While there are many different types of consumer bankruptcy, people often turn to Chapter 7 bankruptcy. In a Chapter 7 bankruptcy, certain assets are sold and the proceeds are used to pay down the person's debt. Any debt that remains following the liquidation of assets is then discharged. However, not all assets are sold during a Chapter 7 bankruptcy, both state and federal law defines certain bankruptcy exemptions. This is property that is exempt from sale and that the debtor can keep even after the proceedings are over. Exemptions ensure that consumers are not left destitute after a bankruptcy.

Recently, the Supreme Court of the United States heard arguments about a certain bankruptcy exemption. In the case, a woman filed for bankruptcy. However, she inherited an IRA retirement account worth $300,000 from her mother. Under federal bankruptcy laws, retirement savings are exempt property. However, the bankruptcy trustee -- who manages the sale of the assets -- argued that inherited IRAs do not qualify for the exemption.
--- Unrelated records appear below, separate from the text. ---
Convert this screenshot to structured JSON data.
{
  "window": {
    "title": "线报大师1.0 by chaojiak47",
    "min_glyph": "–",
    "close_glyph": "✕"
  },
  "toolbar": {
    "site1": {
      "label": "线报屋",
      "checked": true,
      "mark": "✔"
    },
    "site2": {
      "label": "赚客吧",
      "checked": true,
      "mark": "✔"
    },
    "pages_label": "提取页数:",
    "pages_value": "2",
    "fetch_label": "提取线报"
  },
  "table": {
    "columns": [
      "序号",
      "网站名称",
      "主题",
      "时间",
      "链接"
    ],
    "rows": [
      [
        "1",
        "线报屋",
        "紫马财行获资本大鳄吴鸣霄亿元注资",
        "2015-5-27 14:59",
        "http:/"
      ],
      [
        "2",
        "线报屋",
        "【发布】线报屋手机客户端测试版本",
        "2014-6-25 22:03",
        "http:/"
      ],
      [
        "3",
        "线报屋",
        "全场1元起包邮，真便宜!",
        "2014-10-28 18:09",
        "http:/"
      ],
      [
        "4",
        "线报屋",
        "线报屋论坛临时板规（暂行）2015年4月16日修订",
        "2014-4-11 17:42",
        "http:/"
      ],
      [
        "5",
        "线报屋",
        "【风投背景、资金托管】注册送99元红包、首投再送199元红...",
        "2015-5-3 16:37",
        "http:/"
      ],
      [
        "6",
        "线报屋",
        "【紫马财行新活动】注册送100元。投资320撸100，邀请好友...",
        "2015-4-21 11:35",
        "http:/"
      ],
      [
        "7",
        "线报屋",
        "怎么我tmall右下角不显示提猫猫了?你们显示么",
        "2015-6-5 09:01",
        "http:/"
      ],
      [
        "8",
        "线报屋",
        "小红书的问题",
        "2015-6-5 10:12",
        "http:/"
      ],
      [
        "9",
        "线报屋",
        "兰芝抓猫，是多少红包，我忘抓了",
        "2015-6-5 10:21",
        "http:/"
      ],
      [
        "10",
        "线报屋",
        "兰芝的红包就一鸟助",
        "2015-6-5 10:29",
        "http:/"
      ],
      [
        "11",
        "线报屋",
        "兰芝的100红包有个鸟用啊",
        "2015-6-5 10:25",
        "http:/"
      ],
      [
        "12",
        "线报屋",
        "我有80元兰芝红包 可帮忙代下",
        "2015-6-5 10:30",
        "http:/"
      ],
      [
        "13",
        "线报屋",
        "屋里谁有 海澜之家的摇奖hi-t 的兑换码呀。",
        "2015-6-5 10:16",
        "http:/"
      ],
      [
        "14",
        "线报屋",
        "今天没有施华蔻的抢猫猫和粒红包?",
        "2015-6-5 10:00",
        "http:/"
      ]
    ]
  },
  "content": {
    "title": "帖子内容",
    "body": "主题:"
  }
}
During the arguments the Supreme Court justices questioned whether it was appropriate for courts to define retirement savings or if the job should be left to Congress. However, those representing the trustee argued that by allowing inherited IRAs to receive exempt status, people could potentially have access to large amounts of money while still getting the benefits of bankruptcy.

A decision by the Supreme Court on the issue is expected in the next few months.

Those considering bankruptcy in New York should understand how exemptions can be used for their benefit. Not only can be get a fresh financial start through bankruptcy, they can keep some of their personal property.